CIMB’s decision to sell half of its international brokerage operation to China Galaxy Securities is an interesting step that tells us just how much China is expected to dominate the entire region’s financial services in years ahead.
Why would CIMB, whose CIMB Securities International business holds the group’s ex-Malaysia stockbroking businesses in Indonesia, Singapore, Thailand, Hong Kong, South Korea, the UK and the US, choose to sell half of the operation?
Not for the money. It is true that the bank has pledged to cut costs. But the S$167 million ($120 million) price for 50% of the business, representing 1.3 times consolidated net asset value, is pretty inconsequential for a bank that is doing just fine financially. Its first-quarter results to March 31, 2017 showed a record quarterly net profit of RM1.18 billion ($277 million), up 43.7% year-on-year on a pre-tax basis. The bank’s common equity tier-1 ratio stood at a healthy 11.3% at the end of December 2016 and has been moving upwards.
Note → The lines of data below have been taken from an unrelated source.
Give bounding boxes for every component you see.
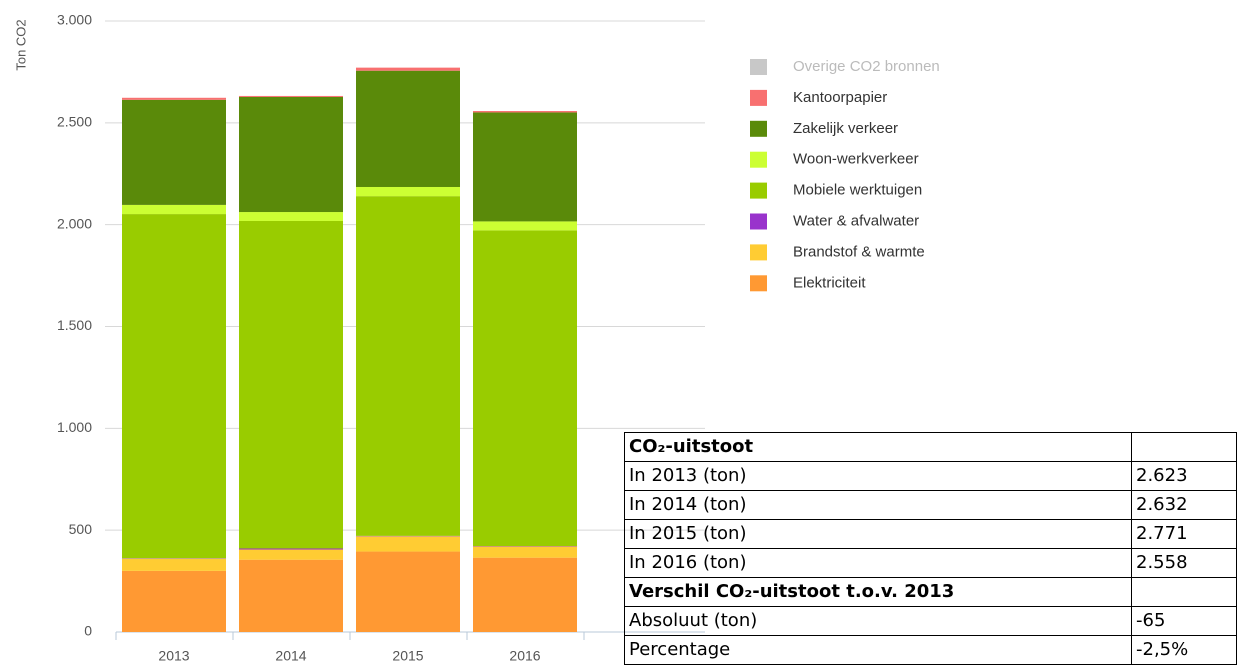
table-cell: 2.632 bbox=[1131, 490, 1237, 520]
legend-swatch bbox=[750, 120, 767, 137]
table-cell: Percentage bbox=[624, 635, 1132, 665]
bar-segment bbox=[239, 221, 343, 549]
legend-swatch bbox=[750, 89, 767, 106]
table-cell: -65 bbox=[1131, 606, 1237, 636]
legend-swatch bbox=[750, 244, 767, 261]
table-cell: In 2013 (ton) bbox=[624, 461, 1132, 491]
bar-segment bbox=[473, 112, 577, 222]
bar-segment bbox=[239, 96, 343, 213]
table-cell: Verschil CO₂-uitstoot t.o.v. 2013 bbox=[624, 577, 1132, 607]
table-row: In 2015 (ton) 2.771 bbox=[624, 519, 1237, 549]
legend-swatch bbox=[750, 151, 767, 168]
table-cell: CO₂-uitstoot bbox=[624, 432, 1132, 462]
bar-segment bbox=[473, 221, 577, 231]
x-tick-label: 2014 bbox=[275, 648, 306, 664]
legend-text: Woon-werkverkeer bbox=[793, 151, 919, 168]
y-tick-label: 0 bbox=[84, 623, 92, 639]
bar-segment bbox=[239, 549, 343, 560]
legend-text: Elektriciteit bbox=[793, 274, 866, 291]
x-tick-label: 2016 bbox=[509, 648, 540, 664]
bar-segment bbox=[356, 186, 460, 197]
legend-swatch bbox=[750, 59, 767, 75]
bar-segment bbox=[122, 97, 226, 100]
bar-segment bbox=[356, 70, 460, 187]
legend-swatch bbox=[750, 213, 767, 230]
bar-segment bbox=[122, 99, 226, 205]
bar-segment bbox=[473, 111, 577, 113]
bar-segment bbox=[239, 559, 343, 632]
table-row: In 2016 (ton) 2.558 bbox=[624, 548, 1237, 578]
y-tick-label: 1.000 bbox=[57, 419, 92, 435]
table-cell: In 2015 (ton) bbox=[624, 519, 1132, 549]
table-row: CO₂-uitstoot bbox=[624, 432, 1237, 462]
bar-segment bbox=[473, 230, 577, 547]
bar-segment bbox=[122, 204, 226, 215]
bar-segment bbox=[122, 558, 226, 571]
co2-table: CO₂-uitstoot In 2013 (ton) 2.623 In 2014 (t… bbox=[624, 432, 1237, 665]
legend-text: Brandstof & warmte bbox=[793, 243, 925, 260]
bar-segment bbox=[122, 570, 226, 632]
table-cell bbox=[1131, 432, 1237, 462]
y-tick-label: 2.500 bbox=[57, 114, 92, 130]
table-row: Absoluut (ton) -65 bbox=[624, 606, 1237, 636]
legend-text: Overige CO2 bronnen bbox=[793, 58, 940, 75]
x-tick-label: 2013 bbox=[158, 648, 189, 664]
y-tick-label: 1.500 bbox=[57, 317, 92, 333]
bar-segment bbox=[356, 536, 460, 552]
y-tick-label: 500 bbox=[69, 521, 93, 537]
y-tick-label: 3.000 bbox=[57, 12, 92, 28]
table-cell: In 2016 (ton) bbox=[624, 548, 1132, 578]
bar-segment bbox=[239, 212, 343, 222]
legend-text: Zakelijk verkeer bbox=[793, 120, 898, 137]
legend-text: Mobiele werktuigen bbox=[793, 182, 922, 199]
table-row: Percentage -2,5% bbox=[624, 635, 1237, 665]
bar-segment bbox=[356, 67, 460, 71]
table-cell: -2,5% bbox=[1131, 635, 1237, 665]
table-row: In 2014 (ton) 2.632 bbox=[624, 490, 1237, 520]
bar-segment bbox=[356, 551, 460, 632]
bar-segment bbox=[473, 557, 577, 632]
table-cell bbox=[1131, 577, 1237, 607]
y-axis-label: Ton CO2 bbox=[13, 19, 28, 70]
bar-segment bbox=[356, 196, 460, 536]
table-cell: 2.558 bbox=[1131, 548, 1237, 578]
table-cell: In 2014 (ton) bbox=[624, 490, 1132, 520]
table-cell: Absoluut (ton) bbox=[624, 606, 1132, 636]
y-tick-label: 2.000 bbox=[57, 215, 92, 231]
table-row: In 2013 (ton) 2.623 bbox=[624, 461, 1237, 491]
bar-segment bbox=[473, 546, 577, 558]
bar-segment bbox=[239, 95, 343, 97]
table-row: Verschil CO₂-uitstoot t.o.v. 2013 bbox=[624, 577, 1237, 607]
bar-segment bbox=[239, 548, 343, 550]
legend-swatch bbox=[750, 182, 767, 199]
table-cell: 2.623 bbox=[1131, 461, 1237, 491]
table-cell: 2.771 bbox=[1131, 519, 1237, 549]
legend-swatch bbox=[750, 275, 767, 292]
legend-text: Kantoorpapier bbox=[793, 89, 887, 106]
legend-text: Water & afvalwater bbox=[793, 212, 919, 229]
bar-segment bbox=[122, 214, 226, 559]
x-tick-label: 2015 bbox=[392, 648, 423, 664]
One could argue that it is a low-return business. International banks are exiting Asian brokerage left, right and centre, and in January CLSA CEO Jonathan Slone, who runs the biggest pure-play brokerage left in the region, described the intense difficulties involved in keeping the business profitable. “It is a viable business, but it needs to be sized correctly and it needs to be supported by other cash registers that you can monetize,” he told Euromoney.
The CLSA example is instructive because CIMB-China Galaxy fits into the theme epitomized by Citic Securities’ purchase of CLSA: Chinese domestic securities houses seeking to go global through acquisition or partnership with an international house.
And this is where we see a coincidence of interests that makes sense of the deal. China Galaxy has to buy into an existing business because it is very hard for a mainland institution to build multi-jurisdiction strength from scratch across institutional and retail brokerage, equities research and other securities businesses, which is what it is getting through CIMB.
It is a decent business, too, performing solidly in Asiamoney’s brokers poll in Indonesia, Singapore and Thailand, plus of course Malaysia.
CIMB, in turn, sees that any successful regional brokerage operation has to be linked in some way to trends involving mainland China, specifically the movement of capital from it to the outside world. CIMB’s statement confirming the deal speaks of China’s Belt and Road Initiative and says the venture will be well-placed to capitalize on China outbound M&A, China-Asean cross border investments and infrastructure funding.
Basically, regional brokerage businesses are going to have a hard time surviving without a little help. And China’s state-directed ambition to build its financial services competence internationally, in order to help with the reallocation of Chinese capital over the coming decades, requires an alliance with existing multinational businesses. It is a marriage that makes some sense and is likely to be followed by a sale of half of CIMB’s home-base Malaysian brokerage business in due course.
Tengku Dato’ Sri Zafrul Aziz, the CEO of CIMB Group, says CIMB’s stockbroking business “will effectively be repositioned as a pure play broker with the client base of a universal Asean bank.”
He says the deal represents “the embracing of a new paradigm for the stockbroking business,” which is another way of saying that selling half of it to China allows it to survive in a viable form.